Quincy Adams Sawyer and Mason's Corner Folks eBook

This eBook from the Gutenberg Project consists of approximately 566 pages of information about Quincy Adams Sawyer and Mason's Corner Folks.

Quincy Adams Sawyer and Mason's Corner Folks eBook

This eBook from the Gutenberg Project consists of approximately 566 pages of information about Quincy Adams Sawyer and Mason's Corner Folks.

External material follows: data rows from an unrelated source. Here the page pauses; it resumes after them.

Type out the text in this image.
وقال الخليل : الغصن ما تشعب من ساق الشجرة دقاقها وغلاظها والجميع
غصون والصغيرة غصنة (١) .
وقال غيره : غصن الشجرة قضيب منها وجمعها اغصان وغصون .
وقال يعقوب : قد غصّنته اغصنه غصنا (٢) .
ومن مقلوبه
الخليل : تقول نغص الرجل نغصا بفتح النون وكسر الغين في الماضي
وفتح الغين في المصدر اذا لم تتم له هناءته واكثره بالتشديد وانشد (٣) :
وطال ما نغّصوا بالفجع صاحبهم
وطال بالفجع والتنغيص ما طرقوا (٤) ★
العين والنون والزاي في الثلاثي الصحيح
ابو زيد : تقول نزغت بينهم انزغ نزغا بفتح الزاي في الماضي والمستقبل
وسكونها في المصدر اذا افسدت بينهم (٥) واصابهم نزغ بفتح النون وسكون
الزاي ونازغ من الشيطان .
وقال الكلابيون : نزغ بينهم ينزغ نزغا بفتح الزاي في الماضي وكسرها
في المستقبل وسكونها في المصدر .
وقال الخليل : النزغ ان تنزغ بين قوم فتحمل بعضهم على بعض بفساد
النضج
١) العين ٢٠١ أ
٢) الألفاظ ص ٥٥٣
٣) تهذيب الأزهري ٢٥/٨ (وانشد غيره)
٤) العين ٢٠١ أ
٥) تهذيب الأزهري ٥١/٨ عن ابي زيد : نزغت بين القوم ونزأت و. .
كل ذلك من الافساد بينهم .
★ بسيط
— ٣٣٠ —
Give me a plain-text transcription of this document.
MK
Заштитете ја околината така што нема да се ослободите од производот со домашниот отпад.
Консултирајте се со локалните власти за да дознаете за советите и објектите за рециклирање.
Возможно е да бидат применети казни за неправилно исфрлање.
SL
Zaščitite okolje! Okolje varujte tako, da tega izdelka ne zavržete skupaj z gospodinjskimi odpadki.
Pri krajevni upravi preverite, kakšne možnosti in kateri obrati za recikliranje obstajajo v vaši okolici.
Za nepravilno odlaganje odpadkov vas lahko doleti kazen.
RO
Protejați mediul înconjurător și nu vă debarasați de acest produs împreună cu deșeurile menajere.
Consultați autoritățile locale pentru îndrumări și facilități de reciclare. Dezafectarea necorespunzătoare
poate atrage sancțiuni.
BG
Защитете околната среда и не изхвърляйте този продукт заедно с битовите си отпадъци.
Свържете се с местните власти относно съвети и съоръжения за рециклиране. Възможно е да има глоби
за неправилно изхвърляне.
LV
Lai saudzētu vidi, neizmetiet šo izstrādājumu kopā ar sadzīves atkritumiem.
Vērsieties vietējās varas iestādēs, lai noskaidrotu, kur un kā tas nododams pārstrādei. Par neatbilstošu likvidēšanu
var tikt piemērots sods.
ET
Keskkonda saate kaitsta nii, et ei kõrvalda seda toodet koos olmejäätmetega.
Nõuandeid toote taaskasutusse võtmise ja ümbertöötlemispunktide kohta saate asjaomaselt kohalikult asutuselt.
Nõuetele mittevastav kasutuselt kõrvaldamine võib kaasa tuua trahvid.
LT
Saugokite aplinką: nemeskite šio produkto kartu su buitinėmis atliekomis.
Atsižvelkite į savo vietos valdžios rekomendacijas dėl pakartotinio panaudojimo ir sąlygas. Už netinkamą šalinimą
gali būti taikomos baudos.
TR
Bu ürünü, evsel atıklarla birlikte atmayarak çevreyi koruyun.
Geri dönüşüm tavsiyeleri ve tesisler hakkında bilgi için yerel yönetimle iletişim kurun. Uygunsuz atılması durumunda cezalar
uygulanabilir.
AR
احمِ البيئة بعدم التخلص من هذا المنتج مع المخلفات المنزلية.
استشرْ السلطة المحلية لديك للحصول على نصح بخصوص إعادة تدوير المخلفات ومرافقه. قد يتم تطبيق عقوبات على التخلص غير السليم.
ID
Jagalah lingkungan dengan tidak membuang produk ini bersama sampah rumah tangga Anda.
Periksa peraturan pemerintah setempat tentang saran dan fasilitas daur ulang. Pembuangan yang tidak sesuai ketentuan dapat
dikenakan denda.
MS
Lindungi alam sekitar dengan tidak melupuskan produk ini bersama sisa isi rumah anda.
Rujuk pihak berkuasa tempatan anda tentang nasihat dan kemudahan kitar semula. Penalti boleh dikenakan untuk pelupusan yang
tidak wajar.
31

To those residents of Mason’s Corner whose names have been given, whose homes have been described and some whose personal peculiarities have been portrayed, must be added a late arrival.  The new-comer whose advent in town during Christmas week had caused so much discussion at the rehearsal in the old red schoolhouse, and whose liberality in providing a hot supper with all the fixings for the sleighing party from Mason’s Corner, when it arrived at the Eagle Hotel at Eastborough Centre, had won, at a bound, the hearts of the majority of the younger residents of Mason’s Corner.  The village gossips wondered who he was, what he was, what he came for, and how long he intended to stay.  If these questions had been asked of him personally, he might have returned answers to the first three questions, but it would have been beyond his power to have answered the fourth inquiry at that time.  But the sayings and doings of certain individuals, and a chain of circumstances not of his own creation and beyond his personal control, conspired to keep him there for a period of nearly four months.  During that time certain things were said and done, certain people were met and certain events took place which changed the entire current of this young man’s future life, which shows plainly that we are all creatures of circumstance and that a man’s success or failure in life may often depend as much or even more upon his environment than upon himself.

CHAPTER III.

The concert in the town hall.

It was the evening of New Year’s day, 186—.  The leading people, in fact nearly all the people of the three villages forming the town of Eastborough, were assembled in the Town Hall at Eastborough Centre.  The evening was pleasant and this fact had contributed to draw together the largest audience ever assembled in that hall.  Not only was every seat taken, but the aisles were also crowded, while many of the younger citizens had been lifted up to eligible positions in the wide window seats of the dozen great windows on three sides of the large hall.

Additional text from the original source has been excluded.